“The Russians—they come—I fix them. They are very wild. Our men are very wild. Ah, it is a wild war.” The telephone rings. He runs to speak with the general. Then the sergeant informs me.

They had attempted an assault in the rain and dark. Beginning with shrapnel they had tried to find the searchlights. Charges burst above two of them nearest the Cock’s Comb, and they expired, as if hit. The guileless infantry then went in, supposing the way clear. Halfway up the glacis every searchlight, including the two apparently hit, converged on them, throwing them out, in spite of the rain, clearly against the red earth. More. They carried nippers able to cut wire theretofore found before Russian positions, but here the wire was as thick as the little finger, not cutable with their weapons. Thus, instead of a lump of dough to be bowled over the first dark night the advance regiment had found, even in the rain, that the Cock’s Comb stood out intact as a racing yacht stripped for her tryout.

Yet another Russian dodge, for a battlefield is as full of intrigue as a ballroom, completed the disaster. Under our fire of the afternoon which preceded the rivalry with the storm Stoessel had his batteries reply, but when we opened up with the storm he ordered his guns to cease, one by one, battery by battery. Soon our forces thought that like the searchlights the artillery was done for. So when the advance, after creeping through the nipper-defying barbed wire, expecting their job done, was about to leap with a “Banzai” over the parapet, they were met by light and fire. Turning to look for their comrades of the second regiment they found these deep in the dunga, attempting, not to come on, but to cut their way back, for a battery of pompoms and a regiment of sharpshooters had sortied, almost segregating them from the command. The whole brigade was threatened with annihilation and at this moment the reserves I had joined were ordered to the relief.

The regiment under fire of the machine guns retreated precipitately, leaving one-half its number on the slope. Turmoil again through the barbed wire and plump into the rear of the second regiment, also retreating, not into its own lines, but into the Maxims and Nordenfeldts.

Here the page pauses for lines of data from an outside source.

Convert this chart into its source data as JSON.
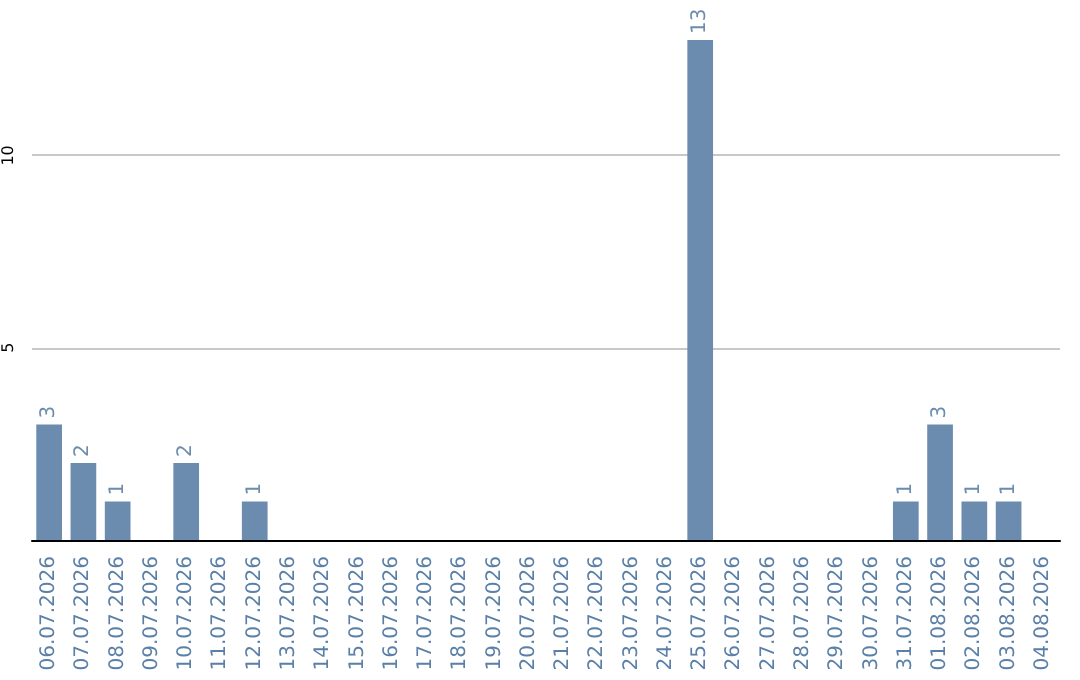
{
  "chart_data": {
    "type": "bar",
    "categories": [
      "06.07.2026",
      "07.07.2026",
      "08.07.2026",
      "09.07.2026",
      "10.07.2026",
      "11.07.2026",
      "12.07.2026",
      "13.07.2026",
      "14.07.2026",
      "15.07.2026",
      "16.07.2026",
      "17.07.2026",
      "18.07.2026",
      "19.07.2026",
      "20.07.2026",
      "21.07.2026",
      "22.07.2026",
      "23.07.2026",
      "24.07.2026",
      "25.07.2026",
      "26.07.2026",
      "27.07.2026",
      "28.07.2026",
      "29.07.2026",
      "30.07.2026",
      "31.07.2026",
      "01.08.2026",
      "02.08.2026",
      "03.08.2026",
      "04.08.2026"
    ],
    "values": [
      3,
      2,
      1,
      0,
      2,
      0,
      1,
      0,
      0,
      0,
      0,
      0,
      0,
      0,
      0,
      0,
      0,
      0,
      0,
      13,
      0,
      0,
      0,
      0,
      0,
      1,
      3,
      1,
      1,
      0
    ],
    "value_labels": [
      "3",
      "2",
      "1",
      null,
      "2",
      null,
      "1",
      null,
      null,
      null,
      null,
      null,
      null,
      null,
      null,
      null,
      null,
      null,
      null,
      "13",
      null,
      null,
      null,
      null,
      null,
      "1",
      "3",
      "1",
      "1",
      null
    ],
    "color": "#6b8cae",
    "ylim": [
      0,
      13
    ],
    "yticks": [
      {
        "value": 0,
        "label": null
      },
      5,
      10
    ],
    "grid": "y"
  }
}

Overwhelmed on all sides, tricked, defeated, two-thirds of the men killed or wounded, grimy with sweat and powder and almost fainting in the muggy August, the decimated brigade, its regiments back to back, fought as Custer fought on the Little Big Horn, with a coolness that comes to men in the supreme hour.

Most of them died as Custer died, for out of that brigade of 6,000 men there are to-day uninjured but 640. These were saved by the reserves from Shuishiying, my lieutenant and his comrades, who, as dawn came in, hammered the Russian rear and drove the Siberians, sullen with the joy of successful trickery, up into their trenches.

Wandering back toward Ho-o-zan, the forenoon well on, the rain almost finished, I wondered was it “reverse” or “repulse”? Coming to a place where the rear guard had been at my descent of the mountain before dawn I looked for them in vain. Instead of the greeting I expected from the side of the road the dust about me, here and there, was flicked up, as if stones were thrown at me.

“Is this a bit of soldier fun?” The pelting kept up. One of the stones struck a few inches from my toe, when I heard the well-known voice of Ricalton yelling from behind a shoulder of rock:

“Here—out of that, you young ass!”

Then I saw him frantically waving, from behind his shelter. But why should he look for shelter there? The artillery fire was down. All I could hear was a counter-attack of infantry a mile and a half in my rear. But as soon as I got near him he ran out and dragged me into the ditch at his side.